Et puis, c'était toujours agréable de voir des padawans et de jeunes chevaliers se dédier à soigner les autres. Du point de vue du Corellien, tout Jedi prenant une autre voie que celle du sabre était une petite victoire en soi.
Mais bon, encore une fois, un sabre était malheureusement bien pratique lorsqu'on partait aux confins de l'univers connu chercher telle plante aux vertus potentiellement curatives. Pour découper ladite plante ou éclairer le chemin, notamment.

Dire que le Jedi était connu dans le Centre serait loin de la vérité. Il n'était guère plus qu'un visiteur régulier que certains guérisseurs reconnaissaient de temps à autres - même un maître a parfois besoin de soins et il y en avait toujours un ou deux en train de se faire rafistoler après une mission ou une réunion mouvementée. Un jeune consulaire était d'ailleurs allongé sur un lit, un bandage sur la tête ; pas le meilleur souvenir à rapporter d'une première mission diplomatique.

Plus loin, le Corellien pressentait la présence d'un guérisseur qu'il commençait à connaître. Et, comme par hasard, au milieu de ce qui semblait être une discussion agitée concernant des soins. Comme c'était étonnant.
Souriant d'amusement devant la scène, le Jedi s'inclina tour-à-tour devant chacun.

"Maître Ond, guérisseuse, padawan, ravi de vous rencontrer."

Maître Ond. Le plus âgé des padawans - ou le plus jeune des maîtres, selon le point de vue. Il s'agissait essentiellement de jeunesse extérieure, car à l'intérieur l'apparent jeune homme en aurait remontré à nombre de chevaliers. Jeune ou pas, c'était un maître après tout. Un titre qu'un Jedi pouvait ne jamais atteindre de sa vie...

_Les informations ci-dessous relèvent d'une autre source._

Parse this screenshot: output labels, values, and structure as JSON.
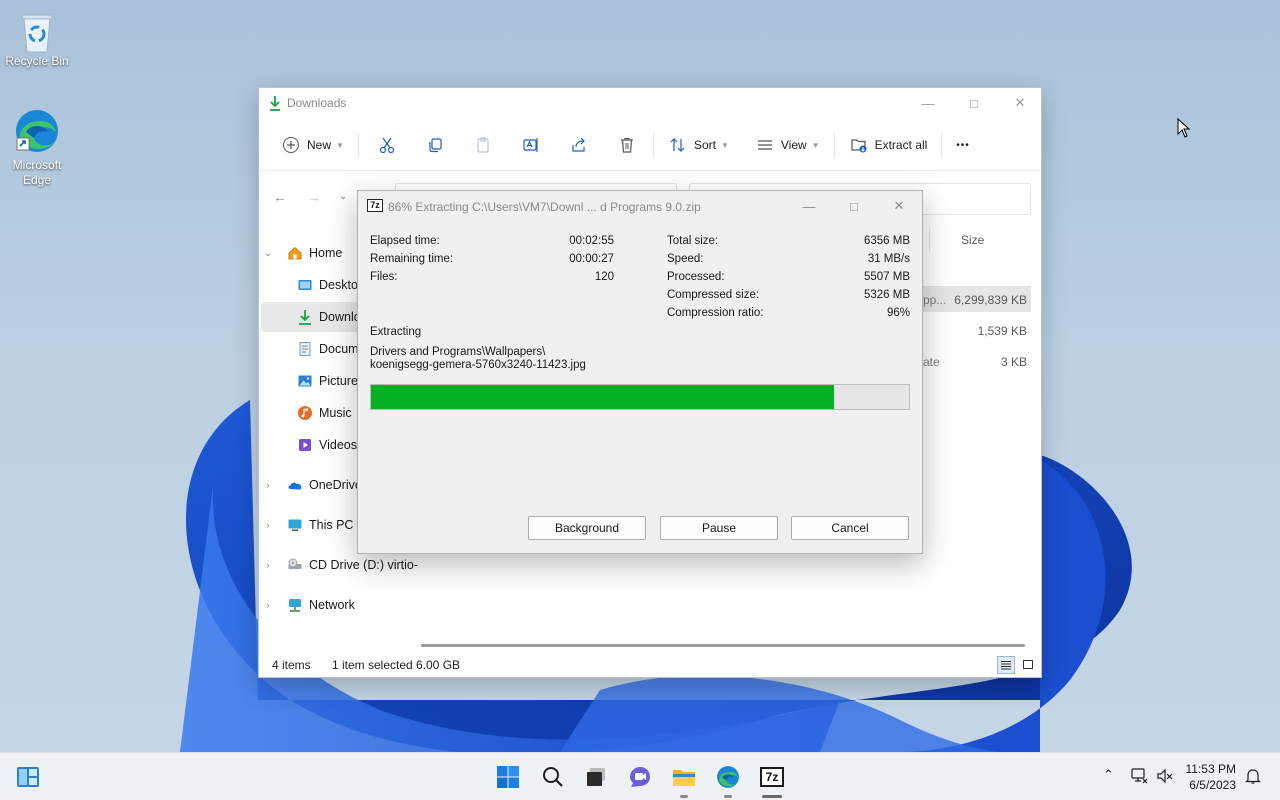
{
  "desktop": {
    "icons": [
      {
        "label": "Recycle Bin",
        "icon": "recycle-bin-icon"
      },
      {
        "label": "Microsoft\nEdge",
        "label_line1": "Microsoft",
        "label_line2": "Edge",
        "icon": "edge-icon"
      }
    ]
  },
  "explorer": {
    "title": "Downloads",
    "toolbar": {
      "new_label": "New",
      "sort_label": "Sort",
      "view_label": "View",
      "extract_label": "Extract all",
      "more_label": "•••"
    },
    "sidebar": {
      "items": [
        {
          "label": "Home",
          "icon": "home-icon"
        },
        {
          "label": "Desktop",
          "icon": "desktop-folder-icon"
        },
        {
          "label": "Downloads",
          "icon": "downloads-icon"
        },
        {
          "label": "Documents",
          "icon": "documents-icon"
        },
        {
          "label": "Pictures",
          "icon": "pictures-icon"
        },
        {
          "label": "Music",
          "icon": "music-icon"
        },
        {
          "label": "Videos",
          "icon": "videos-icon"
        },
        {
          "label": "OneDrive",
          "icon": "onedrive-icon"
        },
        {
          "label": "This PC",
          "icon": "this-pc-icon"
        },
        {
          "label": "CD Drive (D:) virtio-",
          "icon": "cd-drive-icon"
        },
        {
          "label": "Network",
          "icon": "network-icon"
        }
      ]
    },
    "columns": {
      "size": "Size"
    },
    "files": [
      {
        "name_fragment": "pp...",
        "size": "6,299,839 KB"
      },
      {
        "name_fragment": "",
        "size": "1,539 KB"
      },
      {
        "name_fragment": "ate",
        "size": "3 KB"
      }
    ],
    "status": {
      "items": "4 items",
      "selected": "1 item selected",
      "size": "6.00 GB"
    }
  },
  "zip_dialog": {
    "title": "86% Extracting C:\\Users\\VM7\\Downl ... d Programs 9.0.zip",
    "logo": "7z",
    "left_stats": [
      {
        "label": "Elapsed time:",
        "value": "00:02:55"
      },
      {
        "label": "Remaining time:",
        "value": "00:00:27"
      },
      {
        "label": "Files:",
        "value": "120"
      }
    ],
    "right_stats": [
      {
        "label": "Total size:",
        "value": "6356 MB"
      },
      {
        "label": "Speed:",
        "value": "31 MB/s"
      },
      {
        "label": "Processed:",
        "value": "5507 MB"
      },
      {
        "label": "Compressed size:",
        "value": "5326 MB"
      },
      {
        "label": "Compression ratio:",
        "value": "96%"
      }
    ],
    "operation": "Extracting",
    "current_path": "Drivers and Programs\\Wallpapers\\",
    "current_file": "koenigsegg-gemera-5760x3240-11423.jpg",
    "progress_percent": 86,
    "progress_color": "#06b025",
    "buttons": {
      "background": "Background",
      "pause": "Pause",
      "cancel": "Cancel"
    }
  },
  "taskbar": {
    "apps": [
      "widgets-icon",
      "start-icon",
      "search-icon",
      "task-view-icon",
      "teams-chat-icon",
      "file-explorer-icon",
      "edge-icon",
      "7zip-icon"
    ],
    "seven_zip_label": "7z",
    "clock": {
      "time": "11:53 PM",
      "date": "6/5/2023"
    }
  }
}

"La Guérisseuse Jel’kil ici présente demande si elle peut torturer un Padawan pour les besoins de son apprentissage.
-Mais pas du tout !"

Berryl haussa un sourcil de surprise. Proposition sérieuse ou boutade pince-sans-rire ? Le maître ne connaissait pas encore assez son confrère pour en juger. Mais tout de même, ce serait cynique de la part d'un guérisseur. Il semblait cependant au Corellien que maître Ond excellait dans l'apprentissage par l'essai bien plus que par l'exemple. Une méthode qui avait ses mérites, notamment celle de responsabiliser l'apprenti en le confrontant aux conséquences de ses actes. Et cela, il ne pouvait que l'applaudir.

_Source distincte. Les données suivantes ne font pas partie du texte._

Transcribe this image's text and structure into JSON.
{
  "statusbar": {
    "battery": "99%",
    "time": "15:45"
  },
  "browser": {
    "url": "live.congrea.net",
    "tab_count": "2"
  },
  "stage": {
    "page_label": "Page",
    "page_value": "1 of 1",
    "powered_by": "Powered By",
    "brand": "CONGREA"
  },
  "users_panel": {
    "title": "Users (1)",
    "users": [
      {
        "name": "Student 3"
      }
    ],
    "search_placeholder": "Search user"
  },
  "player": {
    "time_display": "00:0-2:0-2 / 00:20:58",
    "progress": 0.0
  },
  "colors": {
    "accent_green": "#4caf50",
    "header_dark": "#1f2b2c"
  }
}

"Ma foi, je mets personnellement la torture au même niveau que l'esclavagisme : inutile et déshumanisante autant pour la victime que pour le bourreau." fit le Corellien en se frottant le menton. Mais comme l'incorrigible facétieux qu'il était, il ajouta avec un grand sourire au padawan : "Toutefois, mon jeune ami, j'ose espérer que vous comprenez la nécessité de subir une petite douleur maintenant sous les soins hésitants de notre guérisseuse ici présente, afin qu'elle s'améliore et vous en épargne une plus grande lorsque vous souffrirez vraiment..."

Le Jedi observa la jambe du pauvre padawan à travers la Force, et grimaça. Fracture, sans doute multiple à en juger par les pulsions de douleur que les nerfs envoyaient le long de la jambe.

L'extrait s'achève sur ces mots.